Byline: Ambrosia Brody
SAN DIEGO — As many as 60 endangered green sea turtles — weighing 200 to 540 pounds — have been increasingly spotted in San Diego Bay, searching for new warmwater environs now that Chula Vista’s old South Bay powerplant has been decommissioned and demolished.
The former powerplant’s cooling system once provided whirlpool spa-like water temperatures that attracted the turtles. Now, increased boater and green sea turtle interactions are expected to become more common, as the turtles begin exploring busier areas of the bay.
“We are sill in the early stages of our research on turtles and the powerplant, but we are finding they are more frequently venturing into areas north, where there is more boat traffic,” said Jeff Seminoff, leader of the Marine Turtle Ecology and Assessment Program at the National Oceanic and Atmospheric Administration’s Southwest Fisheries Science Center.
Seminoff has been studying San Diego’s green sea turtles for 20 years. His staff nets the large reptiles, tagging them and tracking their movements. His work helps scientists to better understand the turtles’ diet, population structure, sex ratios, and food and habitat decisions.
His team heads out every two weeks from June-October to net the turtles and bring them to shore aboard a 17-foot open powerboat. They are then examined before being released.
Green sea turtles are highly migratory animals, swimming thousands of miles to feed, nest and grow. They use San Diego Bay as a foraging habitat, nesting in Mexican waters.
An abundance of eelgrass on the bay floor makes for an ideal foraging ground for these turtles, which weigh 200 to 300 pounds on average. The largest one tracked is a robust 540-pounder.
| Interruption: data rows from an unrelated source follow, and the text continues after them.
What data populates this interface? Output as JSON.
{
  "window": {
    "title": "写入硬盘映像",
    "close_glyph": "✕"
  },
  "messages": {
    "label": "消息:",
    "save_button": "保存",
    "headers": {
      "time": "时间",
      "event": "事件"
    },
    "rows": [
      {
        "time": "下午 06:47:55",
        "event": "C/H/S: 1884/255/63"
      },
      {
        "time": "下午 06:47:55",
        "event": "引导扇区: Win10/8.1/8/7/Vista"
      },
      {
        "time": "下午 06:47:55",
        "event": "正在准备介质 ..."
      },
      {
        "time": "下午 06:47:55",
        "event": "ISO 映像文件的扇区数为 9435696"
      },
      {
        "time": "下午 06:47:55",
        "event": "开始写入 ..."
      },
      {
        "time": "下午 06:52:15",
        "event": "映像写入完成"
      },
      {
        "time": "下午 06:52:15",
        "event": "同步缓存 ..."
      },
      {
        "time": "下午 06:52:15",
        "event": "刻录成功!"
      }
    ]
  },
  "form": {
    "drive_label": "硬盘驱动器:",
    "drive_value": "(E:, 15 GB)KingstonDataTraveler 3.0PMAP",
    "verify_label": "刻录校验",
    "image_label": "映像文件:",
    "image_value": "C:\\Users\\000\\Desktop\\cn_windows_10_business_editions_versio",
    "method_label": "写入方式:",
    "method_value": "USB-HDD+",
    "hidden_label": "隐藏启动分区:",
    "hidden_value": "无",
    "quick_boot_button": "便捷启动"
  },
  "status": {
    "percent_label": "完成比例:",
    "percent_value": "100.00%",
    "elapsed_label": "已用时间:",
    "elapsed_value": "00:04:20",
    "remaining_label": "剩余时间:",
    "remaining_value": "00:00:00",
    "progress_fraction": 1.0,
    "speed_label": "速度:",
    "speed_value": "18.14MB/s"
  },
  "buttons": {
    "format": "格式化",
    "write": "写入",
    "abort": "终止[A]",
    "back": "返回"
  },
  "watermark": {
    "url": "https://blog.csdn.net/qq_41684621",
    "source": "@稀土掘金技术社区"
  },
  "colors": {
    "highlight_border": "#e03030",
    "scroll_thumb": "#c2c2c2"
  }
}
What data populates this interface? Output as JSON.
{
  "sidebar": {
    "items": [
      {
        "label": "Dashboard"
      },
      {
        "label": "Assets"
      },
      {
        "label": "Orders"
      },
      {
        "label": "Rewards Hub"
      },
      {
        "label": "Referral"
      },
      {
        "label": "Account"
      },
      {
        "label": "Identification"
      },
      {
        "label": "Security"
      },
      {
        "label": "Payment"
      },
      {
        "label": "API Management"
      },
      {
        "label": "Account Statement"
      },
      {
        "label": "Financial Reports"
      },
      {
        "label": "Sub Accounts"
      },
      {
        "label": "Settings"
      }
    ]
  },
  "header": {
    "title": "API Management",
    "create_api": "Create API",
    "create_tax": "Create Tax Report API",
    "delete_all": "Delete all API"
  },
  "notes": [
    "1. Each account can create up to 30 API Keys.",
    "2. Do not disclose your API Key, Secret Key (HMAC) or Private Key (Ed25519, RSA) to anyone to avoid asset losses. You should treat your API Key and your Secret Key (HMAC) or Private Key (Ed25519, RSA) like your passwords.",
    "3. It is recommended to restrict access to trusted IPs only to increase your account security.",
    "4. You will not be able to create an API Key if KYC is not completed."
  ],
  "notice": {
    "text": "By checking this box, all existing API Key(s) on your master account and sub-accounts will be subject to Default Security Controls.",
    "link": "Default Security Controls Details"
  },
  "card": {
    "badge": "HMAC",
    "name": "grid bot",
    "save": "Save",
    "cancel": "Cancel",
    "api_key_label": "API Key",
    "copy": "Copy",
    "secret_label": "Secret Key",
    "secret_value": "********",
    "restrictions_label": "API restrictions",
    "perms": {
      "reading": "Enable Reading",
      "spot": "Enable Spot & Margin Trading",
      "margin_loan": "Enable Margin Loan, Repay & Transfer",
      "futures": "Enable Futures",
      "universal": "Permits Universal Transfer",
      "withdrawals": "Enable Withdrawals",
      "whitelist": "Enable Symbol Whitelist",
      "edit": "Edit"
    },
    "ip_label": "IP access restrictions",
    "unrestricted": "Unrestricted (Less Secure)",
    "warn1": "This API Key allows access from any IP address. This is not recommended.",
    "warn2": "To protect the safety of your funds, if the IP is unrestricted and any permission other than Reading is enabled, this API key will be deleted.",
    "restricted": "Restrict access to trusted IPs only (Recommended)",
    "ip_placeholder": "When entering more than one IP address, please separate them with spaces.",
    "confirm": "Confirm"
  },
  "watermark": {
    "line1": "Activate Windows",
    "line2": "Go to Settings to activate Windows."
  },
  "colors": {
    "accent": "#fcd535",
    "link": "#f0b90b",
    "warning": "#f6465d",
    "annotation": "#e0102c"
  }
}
“These are living dinosaurs,” he said.
The local population of 50 to 60 turtles mainly congregated adjacent to the South Bay powerplant site, where warm water once poured into the bay. Located in the most southern portion of the bay, this warm sanctuary kept the green sea turtles out of the commercial area of the harbor and away from most boats.
“It (warm water) would flow in, and the turtles just loved it,” Seminoff said. Water temperatures would reach 79 degrees Fahrenheit in winter, when the plant was in operation. That was much warmer than the 52-degree water found elsewhere in the bay.
But the turtles lost their year-round warmwater refuge when the powerplant went off line two years ago. Since then, researchers have tracked the turtles heading into different portions of the bay.
“Putting two and two together suggests there are going to be increased risks of boat strikes, because of the changes in behavior of the turtles,” he said.
Boat strikes have posed a challenge for the reptiles, which pop their heads up to the surface for air from time to time. “They are pretty savvy, so it’s going to take a boat traveling at high speed to catch a turtle off guard,” Seminoff said.
The Port of San Diego has a speed limit in the South Bay, south of the Sweetwater Channel, which helps prevent accidents, explained port spokeswoman Marguerite Elicone. The speed limit is 5 mph outside of the navigational channel.
Educational outreach information on the sea turtles is provided in the port’s boating brochure and on the website — and port representatives speak to boaters about the turtles at boater outreach events. Additionally, the port has an environmental education program with kindergarteners, to teach them about San Diego’s green sea turtles.